There was a story in the news the other night about a Christmas tree being stolen off a front lawn -- decorations and all -- and it makes you wonder about someone's perverse holiday spirit.

Let's assume the conifer culprit took the pilfered pine home, set it up in his/her living room, and plugged in the lights.

They blink this merry message:
"Thief!"
"Thief!"
"Thief!"

Every time the crook looks at the glittering Christmas tree he should be ashamed.

Of course someone like that probably doesn't have much of a conscience to be bothered with. After stealing the Christmas tree they probably went to a shopping mall and shop-lifted some gift-wrapped presents to put under their crime-tree.

Anyone who would steal a Christmas tree would swipe little Timmy's crutch, snuff out Rudolph's glowing nose and put Ex-Lax in Santa's cookies.

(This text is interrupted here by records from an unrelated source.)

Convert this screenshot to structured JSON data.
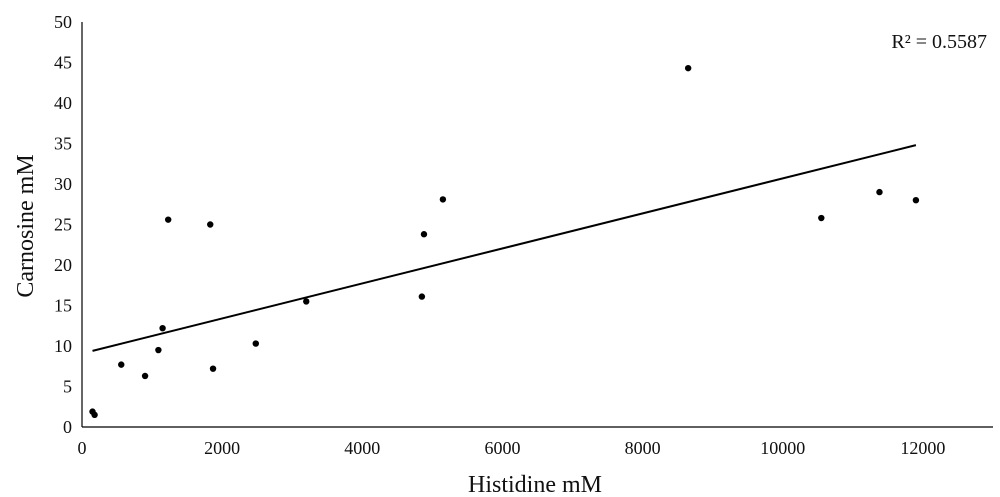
{
  "chart_data": {
    "type": "scatter",
    "xlabel": "Histidine mM",
    "ylabel": "Carnosine mM",
    "xlim": [
      0,
      13000
    ],
    "ylim": [
      0,
      50
    ],
    "x_ticks": [
      0,
      2000,
      4000,
      6000,
      8000,
      10000,
      12000
    ],
    "y_ticks": [
      0,
      5,
      10,
      15,
      20,
      25,
      30,
      35,
      40,
      45,
      50
    ],
    "grid": false,
    "legend": "none",
    "annotation": "R² = 0.5587",
    "colors": {
      "point": "#000000",
      "trendline": "#000000",
      "axis": "#000000"
    },
    "points": [
      {
        "x": 150,
        "y": 1.9
      },
      {
        "x": 180,
        "y": 1.5
      },
      {
        "x": 560,
        "y": 7.7
      },
      {
        "x": 900,
        "y": 6.3
      },
      {
        "x": 1090,
        "y": 9.5
      },
      {
        "x": 1150,
        "y": 12.2
      },
      {
        "x": 1230,
        "y": 25.6
      },
      {
        "x": 1830,
        "y": 25.0
      },
      {
        "x": 1870,
        "y": 7.2
      },
      {
        "x": 2480,
        "y": 10.3
      },
      {
        "x": 3200,
        "y": 15.5
      },
      {
        "x": 4850,
        "y": 16.1
      },
      {
        "x": 4880,
        "y": 23.8
      },
      {
        "x": 5150,
        "y": 28.1
      },
      {
        "x": 8650,
        "y": 44.3
      },
      {
        "x": 10550,
        "y": 25.8
      },
      {
        "x": 11380,
        "y": 29.0
      },
      {
        "x": 11900,
        "y": 28.0
      }
    ],
    "trendline": {
      "x_start": 150,
      "y_start": 9.4,
      "x_end": 11900,
      "y_end": 34.8
    }
  }
}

Earlier there was a news story about someone who sneaked onto a Christmas tree lot and made off with a load of expensive evergreens. The theory is they sold them to "unsuspecting customers" in other areas of town.
I have trouble believing a perspective buyer wouldn't be suspicious of a shady character peddling cut-rate Christmas trees in a back alley:

"Phssssss! Hey, pal, wanna buy a Christmas tree? Real cheap?"

I'll bet most of the people who buy one of the stolen trees knows -- or strongly suspects --it was stolen. And yet they have the audacity to take the illicit tree home, decorate it, and sing Silent Night beneath its ill-begotten boughs.

Stealing Christmas trees off a lot is pretty low-down. I have a friend who has a Christmas tree farm and he works hard all year to try to make a profit during the holidays. To have all that hard work wiped out by some low-life is infuriating.

But it pales beside the gall of the thief that stole the decorated tree off someone's front lawn.

At our house we decorate our tree with heirloom ornaments, several of which have dangled on our family's Christmas trees for four generations. Some of the ornaments have photos of kids and grandkids, now grown, and other family members.

How could the Christmas tree thief look them in the eye as he sits by the fire sipping eggnog and listening to Bing sing White Christmas?

("Hummmmm ... so those are the children of the family I stole this tree from ... cute.")

If this were one of those warm and fuzzy Christmas stories in Reader's Digest, it would have a happy, sentimental ending: the Christmas tree thief would succumb to the true meaning of Christmas, have a change of heart and return the tree. He would leave with it a note of remorse and apology, and a promise to mend his ways.

But this is real life, so don't expect the crook to return the stolen tree.

All we can hope for is that as he squirms in its cold, incriminating glare, the Grinch gets diarrhea from his mug of shop-lifted eggnog.